Meeting in Montevideo, Uruguay on October 16-17, affiliates from Argentina, Brazil, Chile, Paraguay and Uruguay discussed how IndustriALL affiliates can work together to influence governments and industry at national and regional level.
The meeting was joined by two representatives from the Uruguayan Ministry of Industry, Energy and Mines. Lucia Pitaluga, responsible for industry policy, emphasized the importance of union participation in the sector boards which discuss industry-specific plans while Alicia Torres, responsible for environmental issues, outlined the responsibilities of the different actors, workers, companies and governments and the need for involvement of ministries of environment and labour, not just industry ministries.
Participants discussed the need for greater regional integration of state policies, particularly on tax and social and environmental planning, and for further development of productive complementarity to add value locally and increase employment.

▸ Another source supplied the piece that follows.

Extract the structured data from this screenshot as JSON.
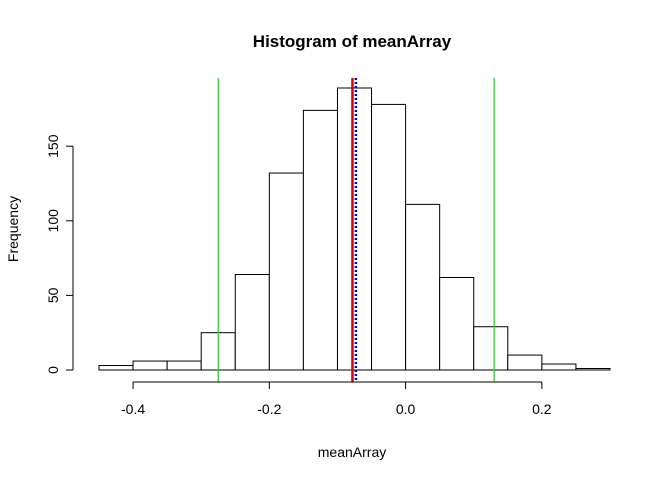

There was agreement of the need to strengthen the role of IndustriALL in the region to influence governments and corporations and for IndustriALL to be a visible presence in delegations to governments to explain this work. Political will from governments is crucial and affiliates agreed to work together towards Mercosur and Unasur to secure this.
An IndustriALL strategic plan should be developed for the region, incorporating concrete actions plans for lobbying on sustainable industrial policy. Priority sectors were identified as mining, energy, pulp and paper, metal, steel, textiles, chemicals, and electronics. As a first step, the Chilean unions will hold a mining and metalworkers open forum in December to which government and business will be invited. The plan will be to host similar events in each country.
The South Asian workshop held in Delhi, India on September 26-27 was notable for being the first meeting of unions in India on industrial policy which was previously assumed to be prerogative of government and industry.
The workshop was mainly attended by affiliates from India with representatives also from Nepal and Sri Lanka. In recognition of the importance of working together with national centres, several Indian confederations also joined the meeting. IndustriALL Executive Committee member Sanjeeva Reddy emphasized the importance of the issue to the national centres and reported that the IndustriALL discussion paper had been circulated and discussed by 9,000 delegates at the INTUC congress.
He went on to state that the challenges involved go beyond ideological differences between unions and that industrial growth has no meaning without addressing unemployment, poverty, inequality. The next step will be to make sustainable industrial policy a joint demand of the national centres of India which have now been working together on common issues for several years.
Inputs to the debate were also made by the Indian Minister of Coal, the ILO and a number of local experts, including Prof. Lawrence Surendra from The Sustainability Platform which seeks to bring together the 3 pillars of unions, government and industry in order to progress sustainability issues.
Participants concluded that there is significant scope for unions to work together in India to promote sustainable industrial policy to government and industry. They will continue to work closely with the IndustriALL regional office to develop concrete plans and strategies.